Vince’s hands fluttered beside him. ‘They’re mates, they won’t dob me in.’

‘Ya think?’ Coupland growled, ‘CCTV’ll show three men were involved, they’ll soon cave in if it saves their own skin.’

‘If it was working, yeah,’ Vince started to smirk; ‘only it went on the blink yesterday. Funny that, what with the timing and everything.’

Coupland bared his teeth as he slammed Vince back against his car. ‘I saw you there, I can place you at the scene,’

‘And be the nasty bastard that got me sent down again? Amy’d love that.’

‘She’d get over it.’ Coupland leaned in close, his fists curling round the collar of Vince’s hoodie.

‘Not if she knew I was doing it for her.’

‘What?’ Coupland stepped back, he didn’t want to breathe in the moron’s breath any longer, how Amy could stomach him he couldn’t understand. ‘I care for Amy,’ Vince said, all traces of humour gone. ‘but it isn’t easy staying out of trouble when you’ve been inside. I never wanted to be a bad guy.’ Coupland snorted, ‘You forget I was the one carted you off that lad, it would have been a murder charge if I’d been five minutes later.’

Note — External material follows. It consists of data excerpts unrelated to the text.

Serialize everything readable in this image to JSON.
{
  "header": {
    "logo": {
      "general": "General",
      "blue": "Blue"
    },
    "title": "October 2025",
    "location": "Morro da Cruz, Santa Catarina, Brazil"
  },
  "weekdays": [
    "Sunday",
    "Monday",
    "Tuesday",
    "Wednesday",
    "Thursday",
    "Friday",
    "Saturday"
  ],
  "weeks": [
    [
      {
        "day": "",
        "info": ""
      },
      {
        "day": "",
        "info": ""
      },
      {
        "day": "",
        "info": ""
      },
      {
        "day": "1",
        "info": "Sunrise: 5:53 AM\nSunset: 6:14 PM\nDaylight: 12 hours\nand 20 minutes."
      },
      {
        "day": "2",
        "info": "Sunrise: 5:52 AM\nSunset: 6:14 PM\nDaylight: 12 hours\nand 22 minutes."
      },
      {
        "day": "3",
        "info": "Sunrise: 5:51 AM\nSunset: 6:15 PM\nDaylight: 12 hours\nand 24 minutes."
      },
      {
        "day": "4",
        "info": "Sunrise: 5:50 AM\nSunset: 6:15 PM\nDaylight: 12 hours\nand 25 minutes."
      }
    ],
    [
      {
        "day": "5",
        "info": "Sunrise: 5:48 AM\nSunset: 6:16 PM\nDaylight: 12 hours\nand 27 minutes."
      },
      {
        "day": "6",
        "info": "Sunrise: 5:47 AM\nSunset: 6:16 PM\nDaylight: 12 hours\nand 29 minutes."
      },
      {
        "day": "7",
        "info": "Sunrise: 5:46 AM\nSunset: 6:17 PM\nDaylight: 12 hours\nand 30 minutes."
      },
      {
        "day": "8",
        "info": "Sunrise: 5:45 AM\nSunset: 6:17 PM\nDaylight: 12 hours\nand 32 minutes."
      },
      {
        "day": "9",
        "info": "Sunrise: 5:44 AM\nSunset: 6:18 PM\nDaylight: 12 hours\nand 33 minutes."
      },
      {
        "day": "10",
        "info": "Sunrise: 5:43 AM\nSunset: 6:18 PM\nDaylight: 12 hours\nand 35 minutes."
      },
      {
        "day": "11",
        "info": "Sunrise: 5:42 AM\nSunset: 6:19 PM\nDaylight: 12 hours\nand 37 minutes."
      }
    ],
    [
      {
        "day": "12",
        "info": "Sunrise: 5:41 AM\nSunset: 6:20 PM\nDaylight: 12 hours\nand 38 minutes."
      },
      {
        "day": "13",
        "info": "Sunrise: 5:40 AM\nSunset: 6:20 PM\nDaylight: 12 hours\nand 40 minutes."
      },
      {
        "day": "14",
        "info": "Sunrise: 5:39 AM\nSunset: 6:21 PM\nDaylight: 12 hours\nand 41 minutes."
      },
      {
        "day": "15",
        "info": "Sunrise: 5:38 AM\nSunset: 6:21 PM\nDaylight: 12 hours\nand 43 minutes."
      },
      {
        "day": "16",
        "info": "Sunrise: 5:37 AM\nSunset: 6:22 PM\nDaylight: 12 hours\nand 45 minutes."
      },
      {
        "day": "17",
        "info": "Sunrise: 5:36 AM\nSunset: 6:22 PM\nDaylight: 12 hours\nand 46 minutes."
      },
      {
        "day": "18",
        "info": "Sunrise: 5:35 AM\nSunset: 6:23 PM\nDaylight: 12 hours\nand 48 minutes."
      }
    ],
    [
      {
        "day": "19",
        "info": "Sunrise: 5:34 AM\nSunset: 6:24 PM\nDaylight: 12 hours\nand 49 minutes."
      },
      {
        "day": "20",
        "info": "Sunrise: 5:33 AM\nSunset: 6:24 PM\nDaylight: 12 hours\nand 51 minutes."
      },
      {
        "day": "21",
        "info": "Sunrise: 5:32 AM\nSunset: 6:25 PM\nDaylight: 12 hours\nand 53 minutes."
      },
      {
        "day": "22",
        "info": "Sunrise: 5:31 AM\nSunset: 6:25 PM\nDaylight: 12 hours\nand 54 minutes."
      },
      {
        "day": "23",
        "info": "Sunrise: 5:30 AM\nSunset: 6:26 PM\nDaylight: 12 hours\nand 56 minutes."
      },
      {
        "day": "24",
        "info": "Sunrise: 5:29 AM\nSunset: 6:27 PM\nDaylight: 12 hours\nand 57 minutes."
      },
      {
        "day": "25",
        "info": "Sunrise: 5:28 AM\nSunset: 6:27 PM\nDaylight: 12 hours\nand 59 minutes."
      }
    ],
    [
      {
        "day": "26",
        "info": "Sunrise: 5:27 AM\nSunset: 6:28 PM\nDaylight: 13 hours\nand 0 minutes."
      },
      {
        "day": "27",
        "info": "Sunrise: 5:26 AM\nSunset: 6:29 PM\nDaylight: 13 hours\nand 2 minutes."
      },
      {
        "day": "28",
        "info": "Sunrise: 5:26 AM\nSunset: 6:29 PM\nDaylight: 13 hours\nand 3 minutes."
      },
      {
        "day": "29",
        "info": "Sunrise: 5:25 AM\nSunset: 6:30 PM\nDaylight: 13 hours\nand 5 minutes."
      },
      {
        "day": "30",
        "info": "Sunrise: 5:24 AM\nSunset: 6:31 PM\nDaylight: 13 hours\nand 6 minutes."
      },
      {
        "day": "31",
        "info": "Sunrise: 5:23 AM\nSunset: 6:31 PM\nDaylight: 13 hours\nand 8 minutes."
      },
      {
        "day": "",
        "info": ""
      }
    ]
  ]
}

‘And if you’d have been five minutes earlier you’d have seen how he went for me. He and his mates had it in for me the moment I walked in that bar,’ Vince shook his head, ‘his type are the worst kind of hard case, the ones who give no warning. I was tanked up, yes, but I was minding my own business. Next thing he’s accusing me of spilling his drink, eyeing up his bird, anything to give him a reason to have a pop. Fast forward and I’m in the back of a police van covered in some nutter’s blood.’ The pub was notorious for trouble. It wasn’t the kind of place you went in for a quick drink. You went in because you thought you were a player. It was true Vince had no previous prior to the assault, he certainly hadn’t come under Coupland’s radar before, and if he wasn’t going out with Amy he wouldn’t be bothering with him now, petty theft at the college would be dealt with by uniforms. ‘Look,’ Vince continued, ‘I’m trying to keep my nose clean, honestly. I met one of those guys inside, and you know what it’s like, they come searching for you when they get out, safety in numbers and all that. He heard I was working at the college and he’s been pestering me to tip ‘em off about the best time to do over the kitchen ever since.’ There was always a market for stolen meat, if they touted it round the local pubs over the weekend it’d be snapped up by closing time, the landlords given a cut for turning a blind eye. Coupland forced himself not to lose sight of why he was really there.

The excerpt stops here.